Abstract
In the architectural design process, floorplan design is often a dynamic and iterative process. Architects progressively draw various parts of the floorplan according to their ideas and requirements, continuously adjusting and refining throughout the design process. Therefore, the ability to predict a complete floorplan from a partial one holds significant value in the design process. Such prediction can help architects quickly generate preliminary designs, improve design efficiency, and reduce the workload associated with repeated modifications. To address this need, we propose FloorplanMAE, a self-supervised learning framework for restoring incomplete floor plans into complete ones. First, we developed a floor plan reconstruction dataset, FloorplanNet, specifically trained on architectural floor plans.

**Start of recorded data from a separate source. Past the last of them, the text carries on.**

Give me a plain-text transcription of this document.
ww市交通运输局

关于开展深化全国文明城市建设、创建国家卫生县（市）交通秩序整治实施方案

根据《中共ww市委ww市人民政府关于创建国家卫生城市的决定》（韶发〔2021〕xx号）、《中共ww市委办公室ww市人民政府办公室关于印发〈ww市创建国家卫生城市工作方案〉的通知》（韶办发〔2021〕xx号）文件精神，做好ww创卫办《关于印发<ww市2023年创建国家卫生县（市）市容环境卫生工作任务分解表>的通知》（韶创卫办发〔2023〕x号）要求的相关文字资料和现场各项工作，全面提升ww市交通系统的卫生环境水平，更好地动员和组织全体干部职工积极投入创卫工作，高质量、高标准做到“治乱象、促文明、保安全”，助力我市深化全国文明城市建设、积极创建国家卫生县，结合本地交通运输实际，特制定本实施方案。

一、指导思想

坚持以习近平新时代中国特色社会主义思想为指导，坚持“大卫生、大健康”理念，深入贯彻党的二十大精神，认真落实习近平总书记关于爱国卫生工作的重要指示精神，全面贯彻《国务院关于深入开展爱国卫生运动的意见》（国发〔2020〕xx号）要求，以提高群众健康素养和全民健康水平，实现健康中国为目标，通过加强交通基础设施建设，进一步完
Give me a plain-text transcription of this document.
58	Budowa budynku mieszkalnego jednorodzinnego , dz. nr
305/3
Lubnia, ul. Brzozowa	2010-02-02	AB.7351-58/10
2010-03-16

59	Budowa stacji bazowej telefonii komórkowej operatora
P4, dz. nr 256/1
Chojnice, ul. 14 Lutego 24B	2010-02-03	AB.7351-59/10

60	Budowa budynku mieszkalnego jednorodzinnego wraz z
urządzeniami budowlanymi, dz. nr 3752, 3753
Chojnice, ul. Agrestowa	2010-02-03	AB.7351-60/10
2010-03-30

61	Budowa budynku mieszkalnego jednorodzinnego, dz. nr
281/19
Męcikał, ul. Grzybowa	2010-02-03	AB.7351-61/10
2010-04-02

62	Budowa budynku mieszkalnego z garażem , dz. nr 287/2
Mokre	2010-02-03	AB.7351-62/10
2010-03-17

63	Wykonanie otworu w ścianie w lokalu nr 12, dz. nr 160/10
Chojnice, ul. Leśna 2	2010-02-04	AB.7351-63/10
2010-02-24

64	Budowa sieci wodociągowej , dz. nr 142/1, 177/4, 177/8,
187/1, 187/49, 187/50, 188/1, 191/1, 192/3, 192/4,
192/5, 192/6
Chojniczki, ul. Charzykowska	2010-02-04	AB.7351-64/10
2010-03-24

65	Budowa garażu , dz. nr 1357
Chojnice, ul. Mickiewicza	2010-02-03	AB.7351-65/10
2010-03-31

Secondly, we propose a floor plan reconstruction method based on Masked Autoencoders (MAE), which reconstructs missing parts by masking sections of the floor plan and training a lightweight Vision Transformer (ViT). We evaluated the reconstruction accuracy of FloorplanMAE and compared it with state-of-the-art benchmarks. Additionally, we validated the model using real sketches from the early stages of architectural design. Experimental results show that the FloorplanMAE model can generate high-quality complete floor plans from incomplete partial plans. This framework provides a scalable solution for floor plan generation, with broad application prospects.
Abstract (translated)
在建筑设计过程中,平面图设计通常是一个动态且迭代的过程。建筑师根据自己的创意和需求逐步绘制平面图的不同部分,并在整个设计过程中不断调整和完善。因此,从不完整的平面图预测出完整的设计具有重要的价值,这可以帮助建筑师快速生成初步设计方案,提高设计效率并减少反复修改的工作量。为了解决这一问题,我们提出了FloorplanMAE,这是一个基于自监督学习框架的系统,用于将不完整的平面图恢复成完整的平面图。 首先,我们开发了一个专门针对建筑平面图进行训练的数据集——FloorplanNet。其次,我们提出了一种基于掩码自动编码器(Masked Autoencoders, MAE)的方法来重建缺失部分的平面图设计:通过遮蔽平面图中的某些区域,并使用轻量级的视觉变换器(Vision Transformer, ViT)进行训练。 我们在多个标准基准上评估了FloorplanMAE的重建准确性,并与现有最先进的方法进行了比较。此外,我们还利用建筑设计初期的真实草图验证了模型的有效性。实验结果表明,FloorplanMAE能够从不完整的平面设计中生成高质量的完整平面图。这一框架为平面图的设计提供了一个可扩展的解决方案,在实际应用中具有广阔的应用前景。